2. People often willingly give up their privacy for convenience, societal benefit, or a needy and self-centered desire for affirmation.
If these premises seem facile to you, you might not enjoy Dave Egger's new novel, the Circle.
The writing is straight, mainstream, third-person limited narration. You won't find any of the layered themes, complex metaphor, formal experimentalism, stylistic prose or psychological lyricism common in modern literary fiction. Whether you'll consider this a bug or a feature is mainly a matter of taste; but it's worth mentioning, given Eggers' McSweeney's pedigree (this is the first book I've read by Eggers, so I wasn't sure what to expect).
The protagonist is Mae Holland, an enthusiastic, naive and downright submissive young woman (surprise) who gets a job in customer service at the Circle, a company which, having subsumed Google, Facebook and Twitter, is on the brink of achieving the complete monopoly mentioned above. Mae does not think deeply or critically about anything that happens to her, and her motivations are often inexplicable. These are qualities that serve Eggers' narrative goals more effectively than they do the reader's enjoyment.
Eggers' goals seem to ride directly on the surface of the narrative. Almost every scene reads like a mini-lesson on the deceptive utopianism of the huge dot-coms, the superficiality and false emotional appeal of online "sharing", or the creepiness of voluntary corporate surveillance.

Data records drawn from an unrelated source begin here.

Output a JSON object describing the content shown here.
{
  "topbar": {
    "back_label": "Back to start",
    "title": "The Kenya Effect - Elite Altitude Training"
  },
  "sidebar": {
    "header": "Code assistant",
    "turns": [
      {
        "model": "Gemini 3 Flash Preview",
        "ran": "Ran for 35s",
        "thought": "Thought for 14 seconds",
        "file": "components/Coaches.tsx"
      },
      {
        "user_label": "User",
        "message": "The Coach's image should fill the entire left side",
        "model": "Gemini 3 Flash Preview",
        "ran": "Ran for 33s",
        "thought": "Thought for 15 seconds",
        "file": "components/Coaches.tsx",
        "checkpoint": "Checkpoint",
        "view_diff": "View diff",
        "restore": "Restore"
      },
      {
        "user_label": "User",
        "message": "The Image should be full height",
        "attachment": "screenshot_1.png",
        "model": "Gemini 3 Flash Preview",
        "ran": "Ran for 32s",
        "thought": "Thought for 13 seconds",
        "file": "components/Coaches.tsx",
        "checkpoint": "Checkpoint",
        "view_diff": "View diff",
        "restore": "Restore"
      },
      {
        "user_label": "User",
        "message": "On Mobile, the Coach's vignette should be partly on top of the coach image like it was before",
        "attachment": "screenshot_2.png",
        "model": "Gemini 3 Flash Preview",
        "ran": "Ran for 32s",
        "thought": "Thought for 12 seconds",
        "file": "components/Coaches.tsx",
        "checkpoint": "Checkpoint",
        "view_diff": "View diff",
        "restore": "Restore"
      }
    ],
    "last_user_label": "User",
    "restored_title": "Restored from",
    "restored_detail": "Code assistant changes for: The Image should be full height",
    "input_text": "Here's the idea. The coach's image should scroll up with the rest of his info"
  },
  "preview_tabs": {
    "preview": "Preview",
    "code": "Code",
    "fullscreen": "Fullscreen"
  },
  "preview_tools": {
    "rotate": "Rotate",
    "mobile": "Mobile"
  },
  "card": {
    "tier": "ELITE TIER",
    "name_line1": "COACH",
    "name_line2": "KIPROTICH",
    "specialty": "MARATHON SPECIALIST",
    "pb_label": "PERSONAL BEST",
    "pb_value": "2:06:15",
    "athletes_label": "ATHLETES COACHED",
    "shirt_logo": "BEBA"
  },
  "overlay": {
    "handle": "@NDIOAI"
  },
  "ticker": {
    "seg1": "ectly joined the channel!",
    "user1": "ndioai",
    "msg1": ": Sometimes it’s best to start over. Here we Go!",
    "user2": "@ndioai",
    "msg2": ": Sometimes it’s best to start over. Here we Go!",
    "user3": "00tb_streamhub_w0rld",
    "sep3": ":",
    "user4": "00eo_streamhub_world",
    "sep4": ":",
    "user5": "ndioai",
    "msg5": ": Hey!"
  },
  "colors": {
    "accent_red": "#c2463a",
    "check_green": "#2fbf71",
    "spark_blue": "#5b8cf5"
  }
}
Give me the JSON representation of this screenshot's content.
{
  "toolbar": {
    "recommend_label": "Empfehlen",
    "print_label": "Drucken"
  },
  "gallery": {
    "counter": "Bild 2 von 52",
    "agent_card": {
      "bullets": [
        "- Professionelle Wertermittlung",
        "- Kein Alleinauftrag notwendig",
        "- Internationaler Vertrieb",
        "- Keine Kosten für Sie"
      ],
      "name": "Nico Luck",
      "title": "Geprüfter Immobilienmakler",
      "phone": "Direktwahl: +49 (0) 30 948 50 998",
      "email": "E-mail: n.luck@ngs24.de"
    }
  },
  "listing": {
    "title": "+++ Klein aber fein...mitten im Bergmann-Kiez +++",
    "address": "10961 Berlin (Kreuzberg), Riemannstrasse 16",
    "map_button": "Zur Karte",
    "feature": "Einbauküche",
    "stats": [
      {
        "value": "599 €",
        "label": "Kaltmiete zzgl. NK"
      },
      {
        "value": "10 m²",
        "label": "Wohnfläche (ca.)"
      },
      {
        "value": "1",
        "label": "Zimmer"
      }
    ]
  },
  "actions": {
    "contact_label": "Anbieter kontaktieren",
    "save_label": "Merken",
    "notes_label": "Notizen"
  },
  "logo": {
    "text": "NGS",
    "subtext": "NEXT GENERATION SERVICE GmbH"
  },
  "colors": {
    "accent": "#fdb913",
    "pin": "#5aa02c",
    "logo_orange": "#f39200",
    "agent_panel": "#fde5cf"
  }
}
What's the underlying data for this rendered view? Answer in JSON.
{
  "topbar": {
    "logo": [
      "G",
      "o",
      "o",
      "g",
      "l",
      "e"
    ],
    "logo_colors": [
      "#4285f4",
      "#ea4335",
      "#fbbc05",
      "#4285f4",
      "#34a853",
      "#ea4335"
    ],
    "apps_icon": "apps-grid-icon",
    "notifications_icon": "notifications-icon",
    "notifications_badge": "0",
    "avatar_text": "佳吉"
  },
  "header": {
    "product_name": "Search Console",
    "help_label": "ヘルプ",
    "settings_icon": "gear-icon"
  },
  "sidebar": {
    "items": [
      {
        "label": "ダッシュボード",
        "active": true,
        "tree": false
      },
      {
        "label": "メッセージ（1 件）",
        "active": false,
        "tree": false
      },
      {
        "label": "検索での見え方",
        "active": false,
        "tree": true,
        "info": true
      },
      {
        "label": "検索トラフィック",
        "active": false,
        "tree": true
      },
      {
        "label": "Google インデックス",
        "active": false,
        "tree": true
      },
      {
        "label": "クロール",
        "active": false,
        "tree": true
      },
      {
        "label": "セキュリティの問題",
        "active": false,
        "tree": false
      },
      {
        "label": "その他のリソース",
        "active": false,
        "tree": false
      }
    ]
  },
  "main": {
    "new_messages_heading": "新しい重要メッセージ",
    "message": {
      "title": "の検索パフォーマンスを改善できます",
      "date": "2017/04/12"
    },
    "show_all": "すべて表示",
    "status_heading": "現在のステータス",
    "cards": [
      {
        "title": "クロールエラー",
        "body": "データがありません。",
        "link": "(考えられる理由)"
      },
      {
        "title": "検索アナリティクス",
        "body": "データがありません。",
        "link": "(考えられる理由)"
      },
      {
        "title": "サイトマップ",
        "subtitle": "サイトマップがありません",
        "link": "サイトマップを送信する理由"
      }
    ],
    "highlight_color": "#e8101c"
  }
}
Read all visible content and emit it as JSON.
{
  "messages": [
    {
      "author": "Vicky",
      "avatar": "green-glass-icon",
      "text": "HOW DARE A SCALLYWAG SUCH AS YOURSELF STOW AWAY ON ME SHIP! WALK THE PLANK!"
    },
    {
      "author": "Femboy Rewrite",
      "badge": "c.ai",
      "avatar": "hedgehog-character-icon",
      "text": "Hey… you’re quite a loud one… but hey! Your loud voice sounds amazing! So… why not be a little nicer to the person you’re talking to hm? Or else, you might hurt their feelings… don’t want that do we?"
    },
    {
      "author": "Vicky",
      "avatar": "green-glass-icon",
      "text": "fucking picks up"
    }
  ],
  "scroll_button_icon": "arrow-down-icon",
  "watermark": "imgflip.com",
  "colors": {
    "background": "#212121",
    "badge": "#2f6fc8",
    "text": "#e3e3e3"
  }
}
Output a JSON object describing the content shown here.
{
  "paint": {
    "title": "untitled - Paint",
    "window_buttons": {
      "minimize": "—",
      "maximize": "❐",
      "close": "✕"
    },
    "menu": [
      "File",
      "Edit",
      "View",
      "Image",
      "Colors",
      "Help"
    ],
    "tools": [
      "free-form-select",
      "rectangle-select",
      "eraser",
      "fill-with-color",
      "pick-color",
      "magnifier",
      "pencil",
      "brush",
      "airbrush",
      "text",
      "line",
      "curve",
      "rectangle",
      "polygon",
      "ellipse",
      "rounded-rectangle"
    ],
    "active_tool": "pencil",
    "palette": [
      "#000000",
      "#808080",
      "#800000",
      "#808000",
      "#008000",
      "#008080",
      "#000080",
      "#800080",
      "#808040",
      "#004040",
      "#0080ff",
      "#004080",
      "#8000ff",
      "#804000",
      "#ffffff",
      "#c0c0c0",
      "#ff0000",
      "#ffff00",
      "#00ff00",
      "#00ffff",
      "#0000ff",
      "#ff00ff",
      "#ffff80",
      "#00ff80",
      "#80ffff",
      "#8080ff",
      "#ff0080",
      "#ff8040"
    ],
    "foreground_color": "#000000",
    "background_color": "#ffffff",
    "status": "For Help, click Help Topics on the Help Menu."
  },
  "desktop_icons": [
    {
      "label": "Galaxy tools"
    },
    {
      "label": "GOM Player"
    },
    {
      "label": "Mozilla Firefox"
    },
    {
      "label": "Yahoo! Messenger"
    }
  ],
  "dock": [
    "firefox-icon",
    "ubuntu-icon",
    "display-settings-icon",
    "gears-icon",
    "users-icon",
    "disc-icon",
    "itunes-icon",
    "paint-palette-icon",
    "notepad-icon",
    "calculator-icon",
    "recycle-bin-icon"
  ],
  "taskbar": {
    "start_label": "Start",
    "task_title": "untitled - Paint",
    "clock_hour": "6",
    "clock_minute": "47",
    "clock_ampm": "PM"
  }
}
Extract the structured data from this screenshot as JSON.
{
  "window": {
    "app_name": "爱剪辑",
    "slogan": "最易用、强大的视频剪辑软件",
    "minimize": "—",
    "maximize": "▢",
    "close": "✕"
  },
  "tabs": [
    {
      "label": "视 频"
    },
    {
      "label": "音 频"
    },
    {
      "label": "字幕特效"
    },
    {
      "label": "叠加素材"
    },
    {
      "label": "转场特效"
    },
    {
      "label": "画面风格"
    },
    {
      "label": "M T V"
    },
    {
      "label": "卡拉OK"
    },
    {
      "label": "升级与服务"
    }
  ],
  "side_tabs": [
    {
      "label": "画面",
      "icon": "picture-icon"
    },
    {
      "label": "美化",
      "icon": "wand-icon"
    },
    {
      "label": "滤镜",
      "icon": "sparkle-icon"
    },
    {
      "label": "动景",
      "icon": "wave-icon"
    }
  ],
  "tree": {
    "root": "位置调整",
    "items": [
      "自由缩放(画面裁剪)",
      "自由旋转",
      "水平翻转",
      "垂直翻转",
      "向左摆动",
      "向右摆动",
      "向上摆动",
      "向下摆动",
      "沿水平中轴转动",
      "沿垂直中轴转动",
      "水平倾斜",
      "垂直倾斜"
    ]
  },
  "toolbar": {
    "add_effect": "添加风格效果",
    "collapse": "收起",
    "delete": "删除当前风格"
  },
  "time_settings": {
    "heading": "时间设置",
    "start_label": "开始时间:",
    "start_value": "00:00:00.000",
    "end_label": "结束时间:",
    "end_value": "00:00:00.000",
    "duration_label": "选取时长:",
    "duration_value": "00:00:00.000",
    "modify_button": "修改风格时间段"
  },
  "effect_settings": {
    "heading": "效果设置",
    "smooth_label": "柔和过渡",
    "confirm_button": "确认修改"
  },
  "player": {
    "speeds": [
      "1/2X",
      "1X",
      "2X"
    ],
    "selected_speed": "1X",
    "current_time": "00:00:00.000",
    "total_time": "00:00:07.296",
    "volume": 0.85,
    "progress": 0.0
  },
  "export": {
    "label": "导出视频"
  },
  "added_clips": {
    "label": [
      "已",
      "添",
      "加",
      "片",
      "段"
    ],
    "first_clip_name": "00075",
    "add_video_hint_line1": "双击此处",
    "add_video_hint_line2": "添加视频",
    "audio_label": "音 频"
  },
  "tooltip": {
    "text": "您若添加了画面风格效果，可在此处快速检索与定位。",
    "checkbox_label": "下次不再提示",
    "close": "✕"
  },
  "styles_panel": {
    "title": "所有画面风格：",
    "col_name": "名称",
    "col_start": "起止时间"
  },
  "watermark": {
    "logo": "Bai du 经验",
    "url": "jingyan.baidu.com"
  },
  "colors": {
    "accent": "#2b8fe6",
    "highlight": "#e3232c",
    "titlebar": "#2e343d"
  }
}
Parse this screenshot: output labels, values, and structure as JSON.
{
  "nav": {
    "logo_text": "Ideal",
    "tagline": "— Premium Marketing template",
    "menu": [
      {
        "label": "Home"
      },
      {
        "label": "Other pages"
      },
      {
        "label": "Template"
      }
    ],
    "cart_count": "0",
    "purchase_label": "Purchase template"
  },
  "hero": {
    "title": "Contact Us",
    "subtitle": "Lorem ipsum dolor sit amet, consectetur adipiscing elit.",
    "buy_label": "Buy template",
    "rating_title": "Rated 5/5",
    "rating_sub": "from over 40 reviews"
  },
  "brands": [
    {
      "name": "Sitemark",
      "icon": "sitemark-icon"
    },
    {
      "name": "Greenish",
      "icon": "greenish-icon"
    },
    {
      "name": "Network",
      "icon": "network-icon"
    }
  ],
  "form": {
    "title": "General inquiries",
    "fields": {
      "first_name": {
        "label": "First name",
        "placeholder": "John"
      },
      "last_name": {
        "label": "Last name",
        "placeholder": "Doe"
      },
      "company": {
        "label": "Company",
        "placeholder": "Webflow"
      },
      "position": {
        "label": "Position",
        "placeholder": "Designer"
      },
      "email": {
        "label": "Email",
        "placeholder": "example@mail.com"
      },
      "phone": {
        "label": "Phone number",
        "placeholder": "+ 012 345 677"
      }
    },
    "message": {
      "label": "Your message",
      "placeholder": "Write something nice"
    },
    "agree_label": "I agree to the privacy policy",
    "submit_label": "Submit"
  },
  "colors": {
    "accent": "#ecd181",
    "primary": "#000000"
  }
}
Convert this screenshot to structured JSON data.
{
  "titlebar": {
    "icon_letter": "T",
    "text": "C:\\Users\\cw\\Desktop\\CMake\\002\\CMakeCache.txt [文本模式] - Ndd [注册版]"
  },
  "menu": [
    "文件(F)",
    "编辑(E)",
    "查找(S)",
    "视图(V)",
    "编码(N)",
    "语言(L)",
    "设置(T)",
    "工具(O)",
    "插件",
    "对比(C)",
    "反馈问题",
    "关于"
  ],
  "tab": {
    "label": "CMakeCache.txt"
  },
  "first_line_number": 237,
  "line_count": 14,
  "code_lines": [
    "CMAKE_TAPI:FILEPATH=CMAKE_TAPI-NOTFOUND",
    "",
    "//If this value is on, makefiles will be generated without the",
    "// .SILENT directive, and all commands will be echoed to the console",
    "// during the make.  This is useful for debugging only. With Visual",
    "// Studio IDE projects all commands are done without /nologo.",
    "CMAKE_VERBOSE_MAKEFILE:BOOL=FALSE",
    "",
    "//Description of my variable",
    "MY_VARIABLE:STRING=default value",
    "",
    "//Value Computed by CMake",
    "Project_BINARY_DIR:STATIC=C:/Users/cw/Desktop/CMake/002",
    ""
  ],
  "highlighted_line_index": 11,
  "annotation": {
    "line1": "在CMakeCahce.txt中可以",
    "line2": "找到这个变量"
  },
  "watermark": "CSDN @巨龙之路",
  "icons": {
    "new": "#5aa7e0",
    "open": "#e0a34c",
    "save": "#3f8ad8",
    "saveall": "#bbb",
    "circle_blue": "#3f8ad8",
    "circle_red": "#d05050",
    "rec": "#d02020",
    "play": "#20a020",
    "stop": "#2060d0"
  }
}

"The Circle" by Dave Eggers is an exciting story that in many ways brings the memories of the cult novel "1984" by George Orwell.
The book's main character is young woman Mae who finished college and plan to start her career. With the help of her friend, she will start working at the company named "The Circle" that provides everything anyone can need for a comfortable and relaxed work.
Although she cannot believe how fortunate she was to start working there, she will quickly realize that the success on her work position is associated with activities that are anything but voluntary, like attending events and sharing everything with the Circle community, about each and every minute of her life, or just like company motto is saying: "Sharing is Caring".
Slowly she began to be obsessed with her job that leads to conflicts with her family and friends who can no longer recognize her.
And when "The Circle" will release some new programs in order to find out every detail of everyone's life, little by little it becomes clear that the company's objectives are far different and more serious than what can be seen on the surface...
"The Circle" is a book with a bit predictable plot but still it will keep you to turn the pages until its end that is probably the weakest (at least for me) or the best part of the book. But this is a matter of taste and I don't want you to spoil the thrill of reading by disclosing any details.
Nevertheless, it's exciting, fun to read although somehow creepy due to above-mentioned similarity to some other actual companies and their products. Similarity that can lead human society to the world of total transparency, where people don't have any secrets, but don't have any life and privacy either.